Mais la question du leadership du futur groupe se pose. Ainsi, Mme Le Pen va rendre visite à des partis nationalistes « alliés » dans les prochaines semaines, en Slovaquie et en République tchèque, pour les soutenir dans leur campagne.

Lignes de fracture

Sur le fond, malgré d’évidentes similitudes — euroscepticisme, hostilité à l’islam politique, rejet du multiculturalisme de gauche –, les souverainistes européens restent très différents.

Entre l’AfD allemand, deuxième force politique du pays, adepte de l’économie de marché, et la vision protectionniste du RN français, l’écart est grand. De même, Italiens et Polonais mettent en avant les racines chrétiennes de l’Europe, quand le RN, au nom de la laïcité, n’en fait pas une priorité.

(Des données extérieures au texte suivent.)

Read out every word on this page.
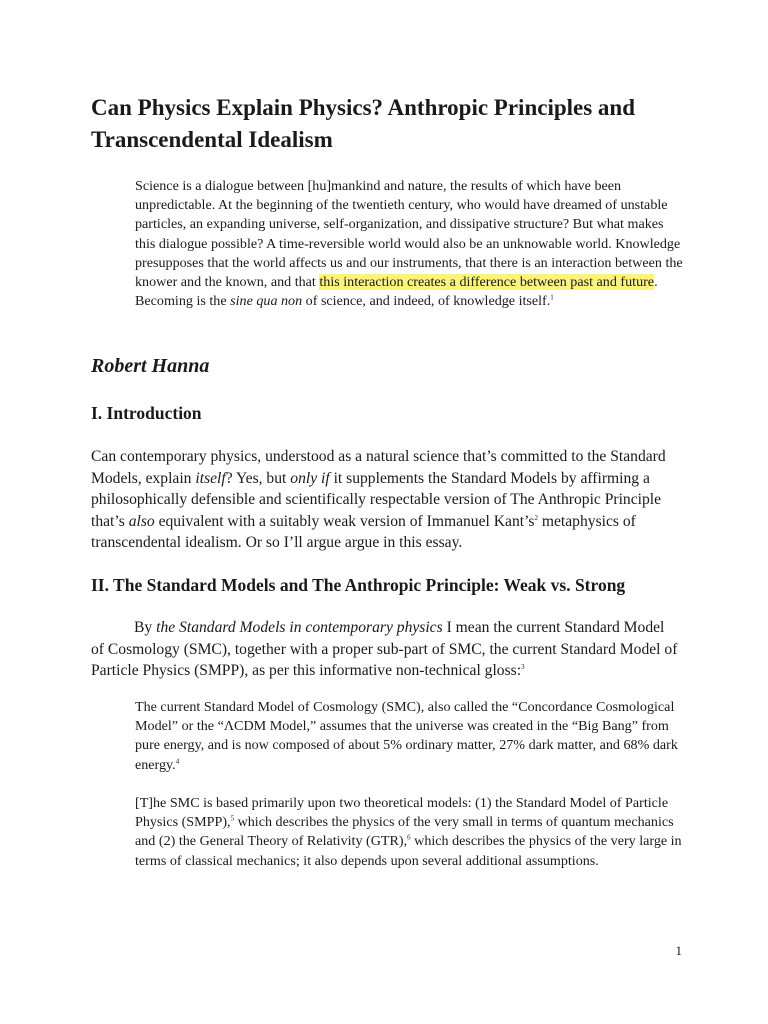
Can Physics Explain Physics? Anthropic Principles and
Transcendental Idealism

Science is a dialogue between [hu]mankind and nature, the results of which have been unpredictable. At the beginning of the twentieth century, who would have dreamed of unstable particles, an expanding universe, self-organization, and dissipative structure? But what makes this dialogue possible? A time-reversible world would also be an unknowable world. Knowledge presupposes that the world affects us and our instruments, that there is an interaction between the knower and the known, and that this interaction creates a difference between past and future. Becoming is the sine qua non of science, and indeed, of knowledge itself.$^1$

Robert Hanna
I. Introduction

Can contemporary physics, understood as a natural science that’s committed to the Standard Models, explain itself? Yes, but only if it supplements the Standard Models by affirming a philosophically defensible and scientifically respectable version of The Anthropic Principle that’s also equivalent with a suitably weak version of Immanuel $Kant’s^2$ metaphysics of transcendental idealism. Or so I’ll argue argue in this essay.

II. The Standard Models and The Anthropic Principle: Weak vs. Strong

By the Standard Models in contemporary physics I mean the current Standard Model of Cosmology (SMC), together with a proper sub-part of SMC, the current Standard Model of Particle Physics (SMPP), as per this informative non-technical gloss:$^3$

The current Standard Model of Cosmology (SMC), also called the “Concordance Cosmological Model” or the “ΛCDM Model,” assumes that the universe was created in the “Big Bang” from pure energy, and is now composed of about 5% ordinary matter, 27% dark matter, and 68% dark energy.$^4$

[T]he SMC is based primarily upon two theoretical models: (1) the Standard Model of Particle Physics (SMPP),$^5$ which describes the physics of the very small in terms of quantum mechanics and (2) the General Theory of Relativity (GTR),$^6$ which describes the physics of the very large in terms of classical mechanics; it also depends upon several additional assumptions.

1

Et les nationalistes polonais ou finlandais goûtent peu les éloges adressés par Mme Le Pen et M. Salvini au président russe Vladimir Poutine.

Sur le front intérieur, M. Salvini doit aussi prendre en compte les difficultés croissantes de son alliance gouvernementale avec les antisystème du Mouvement 5 étoiles (M5S).

Le ton est encore monté ces derniers jours. Luigi Di Maio, chef de file du M5S, s’est inquiété d’une « dérive » de la Ligue « vers l’extrême droite » et de son alliance avec des forces politiques qui « nient l’Holocauste ».

Lundi, M. Salvini a assuré que ses invités n’étaient pas « des nostalgiques ou des extrémistes », tandis que l’Afd a répété que la barbarie nazie était « le pire chapitre » dans l’histoire de l’Allemagne.

En 2017, Alexander Gauland, dirigeant du parti Alternative pour l’Allemagne, avait vanté les mérites de la Wehrmacht durant la Seconde Guerre mondiale.

« Si les Français ont le droit d’être fiers de leur empereur [Napoléon] et les Britanniques de l’amiral Nelson et de Churchill, alors nous avons le droit d’être fiers des performances des soldats allemands durant la Seconde Guerre mondiale », avait affirmé l’homme.

Avant lui, un autre responsable du parti, Björn Höcke, président de la fédération du Thuringe et du groupe AfD au Landtag, avait déclaré concernant le mémorial de l’Holocauste de Berlin : « Nous, les Allemands, […] sommes le seul peuple au monde à avoir implanté un mémorial de la honte au cœur de sa capitale. [L’Allemagne devrait pratiquer] un virage à 180 degrés pour ce qui concerne la mémoire. »

« L’AfD montre avec ces mots des plus antisémites et inhumains son vrai visage (…) Je n’aurais jamais cru que de telles déclarations d’un politique allemand étaient possibles 70 ans après l’Holocauste », avait alors réagi Josef Schuster, chef du Conseil central des juifs d’Allemagne.

En septembre dernier, un porte-parole de l’AfD avait déclaré au quotidien Frankfurter Allgemeine Zeitung que les membres de la formation seraient exclus s’ils tenaient des propos antisémites.